Maintaining the nuclear option

3 September 2003

The Massachusetts Institute of Technology (MIT) has carried out a two-year study looking at the importance of retaining the nuclear option to help reduce CO2 emissions and to ensure the security of electricity supply. The report, titled The Future of Nuclear Power, was put together by a team of eight professors from MIT and one from Harvard.

The report found that the prospects for nuclear energy as an option are limited by four unresolved problems: high relative costs; perceived adverse safety, environmental, and health effects; potential security risks stemming from proliferation; and unresolved challenges in long-term management of nuclear wastes.

The chairman of the study, Ernest Moniz, said that the research was undertaken "because of a belief that nuclear power is an important option for the USA and the world to meet future energy needs without emitting CO2 and other atmospheric pollutants." The report said nuclear power "faces stagnation and decline" and that it must be retained "precisely because it is an important CO2-free source of power."

One of the main recommendations of the report was for the US Department of Energy (DoE) to focus on the open, once-through fuel cycle and to halt development and demonstration of advanced fuel cycles or reactors, such as the Generation IV technologies. However, the report said that there was justification for continuing research on high-temperature gas-cooled reactors (HTGRs).

Other recommendations to the US Department of Energy (DoE) included:

• To conduct an international uranium resource assessment.
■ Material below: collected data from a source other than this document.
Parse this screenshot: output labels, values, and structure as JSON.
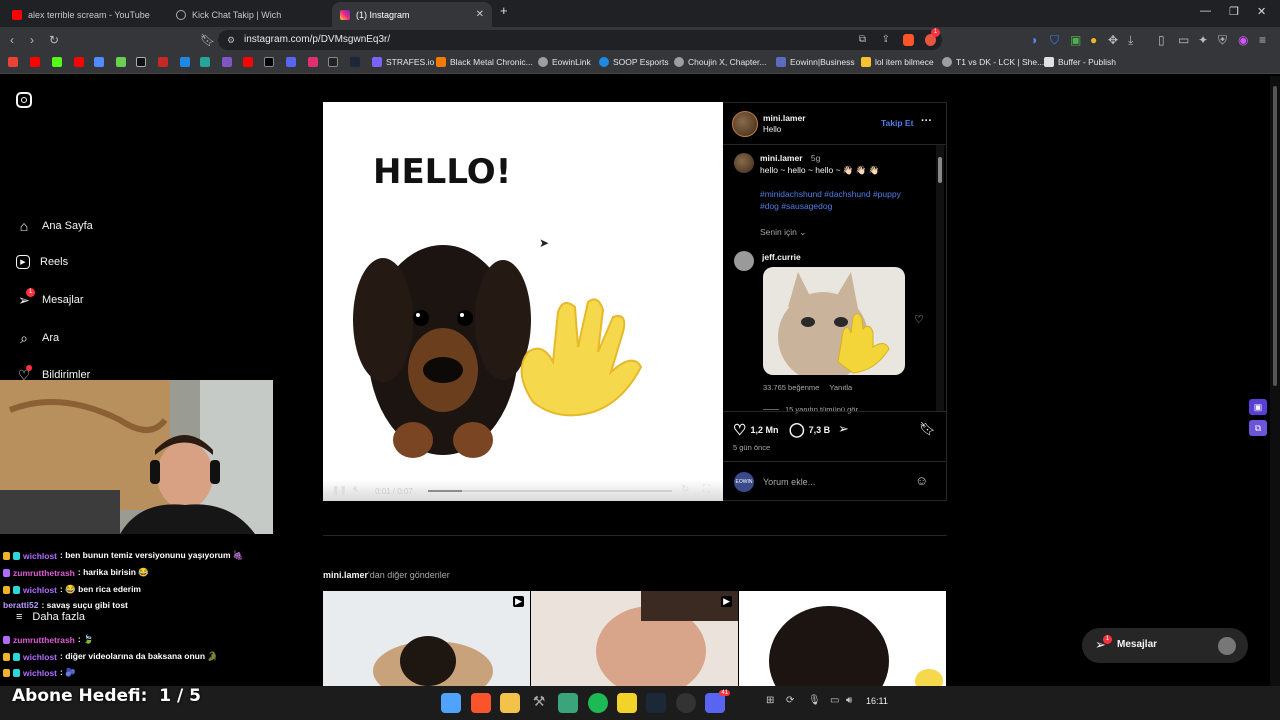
{
  "browser": {
    "tabs": [
      {
        "label": "alex terrible scream - YouTube",
        "color": "#ff0000"
      },
      {
        "label": "Kick Chat Takip | Wich",
        "color": "#9aa0a6"
      },
      {
        "label": "(1) Instagram",
        "color": "#e1306c"
      }
    ],
    "new_tab": "+",
    "url": "instagram.com/p/DVMsgwnEq3r/",
    "extension_badge": "1",
    "bookmarks": [
      {
        "label": "STRAFES.io",
        "color": "#7b61ff"
      },
      {
        "label": "Black Metal Chronic...",
        "color": "#f57c00"
      },
      {
        "label": "EowinLink",
        "color": "#9e9e9e"
      },
      {
        "label": "SOOP Esports",
        "color": "#1e88e5"
      },
      {
        "label": "Choujin X, Chapter...",
        "color": "#9e9e9e"
      },
      {
        "label": "Eowinn|Business",
        "color": "#5c6bc0"
      },
      {
        "label": "lol item bilmece",
        "color": "#fbc02d"
      },
      {
        "label": "T1 vs DK - LCK | She...",
        "color": "#9e9e9e"
      },
      {
        "label": "Buffer - Publish",
        "color": "#e0e0e0"
      }
    ]
  },
  "sidebar": {
    "items": [
      {
        "label": "Ana Sayfa",
        "icon": "home-icon"
      },
      {
        "label": "Reels",
        "icon": "reels-icon"
      },
      {
        "label": "Mesajlar",
        "icon": "messages-icon",
        "badge": "1"
      },
      {
        "label": "Ara",
        "icon": "search-icon"
      },
      {
        "label": "Bildirimler",
        "icon": "heart-icon"
      }
    ],
    "more_label": "Daha fazla"
  },
  "post": {
    "media_text": "HELLO!",
    "video_time": "0:01 / 0:07",
    "video_progress": 0.14,
    "author": "mini.lamer",
    "subtitle": "Hello",
    "follow_label": "Takip Et",
    "more_label": "···",
    "caption_user": "mini.lamer",
    "caption_age": "5g",
    "caption_text": "hello ~ hello ~ hello ~ 👋🏻 👋🏻 👋🏻",
    "hashtags_line1": "#minidachshund #dachshund #puppy",
    "hashtags_line2": "#dog #sausagedog",
    "for_you": "Senin için",
    "comment_user": "jeff.currie",
    "comment_likes": "33.765 beğenme",
    "comment_reply": "Yanıtla",
    "view_replies": "15 yanıtın tümünü gör",
    "likes": "1,2 Mn",
    "comments": "7,3 B",
    "posted": "5 gün önce",
    "comment_placeholder": "Yorum ekle...",
    "more_from_user": "mini.lamer",
    "more_from_suffix": "'dan diğer gönderiler"
  },
  "messages_float": {
    "label": "Mesajlar",
    "badge": "1"
  },
  "chat": [
    {
      "user": "wichlost",
      "text": ": ben bunun temiz versiyonunu yaşıyorum 🍇",
      "color": "#b26bff"
    },
    {
      "user": "zumrutthetrash",
      "text": ": harika birisin 😂",
      "color": "#e05bd6"
    },
    {
      "user": "wichlost",
      "text": ": 😂 ben rica ederim",
      "color": "#b26bff"
    },
    {
      "user": "beratti52",
      "text": ": savaş suçu gibi tost",
      "color": "#b89cff"
    },
    {
      "user": "zumrutthetrash",
      "text": ": 🍃",
      "color": "#e05bd6"
    },
    {
      "user": "wichlost",
      "text": ": diğer videolarına da baksana onun 🐊",
      "color": "#b26bff"
    },
    {
      "user": "wichlost",
      "text": ": 🫐",
      "color": "#b26bff"
    }
  ],
  "overlay": {
    "goal_label": "Abone Hedefi:",
    "goal_current": "1",
    "goal_total": "5",
    "goal_sep": "/"
  },
  "taskbar": {
    "time": "16:11",
    "discord_badge": "41"
  }
}
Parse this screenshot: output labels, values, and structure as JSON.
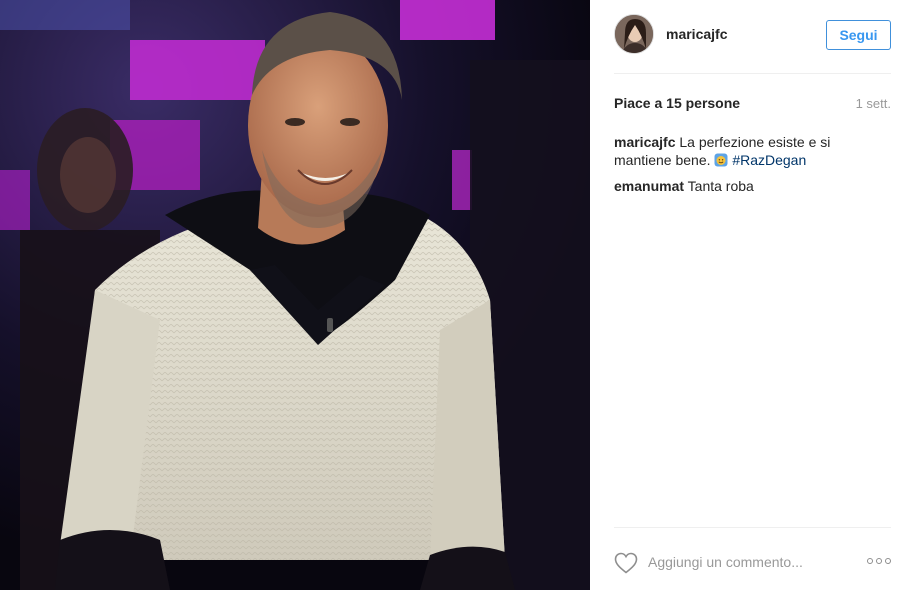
{
  "post": {
    "photo_description_icon": "photo",
    "author": {
      "username": "maricajfc",
      "avatar_icon": "avatar"
    },
    "follow_label": "Segui",
    "likes": "Piace a 15 persone",
    "time": "1 sett.",
    "caption": {
      "username": "maricajfc",
      "text": "La perfezione esiste e si mantiene bene.",
      "emoji_icon": "smiling-emoji-icon",
      "hashtag": "#RazDegan"
    },
    "comments": [
      {
        "username": "emanumat",
        "text": "Tanta roba"
      }
    ],
    "comment_box": {
      "placeholder": "Aggiungi un commento..."
    },
    "colors": {
      "accent": "#3897f0",
      "hashtag": "#003569",
      "muted": "#999999",
      "divider": "#efefef"
    }
  }
}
• To fund R&D to lower costs on advanced light water reactors.

• Streamline regulatory approvals.

• To establish interim centralised spent fuel storage.

• To research deep boreholes for geological waste disposal rather than rely on mined repositories like Yucca Mountain.

The study also suggests that the DoE establishes a nuclear system modelling project to carry out the analysis, research, simulation and collection of engineering data needed to evaluate all fuel cycles or reactors before proceeding with further research projects into advanced reactors.

The study recommended that the federal government should offer a production tax credit of up to $200 per installed kilowatt of the construction costs for up to the first 10 units built. It suggested making the subsidy available through a tax credit of ¢1.7/kWh ­ the same level as wind power currently receives ­ for the first 18 months of full power operation. The study also favoured the government sharing the costs with industry for work associated with 'banking' a site for future construction, NRC certification of a new plant design, and the application process for a combined construction-operating licence.

The MIT study contradicts the recommendations of the DoE report to Congress in January 2003, titled Advanced Fuel Cycle Initiative ­ the future path for advanced spent fuel treatment and transmutation research. This recommended advanced reprocessing and plutonium-burning technologies on the back end of the present fuel cycle and, in the longer term, new fuel cycles tied to Generation IV reactors.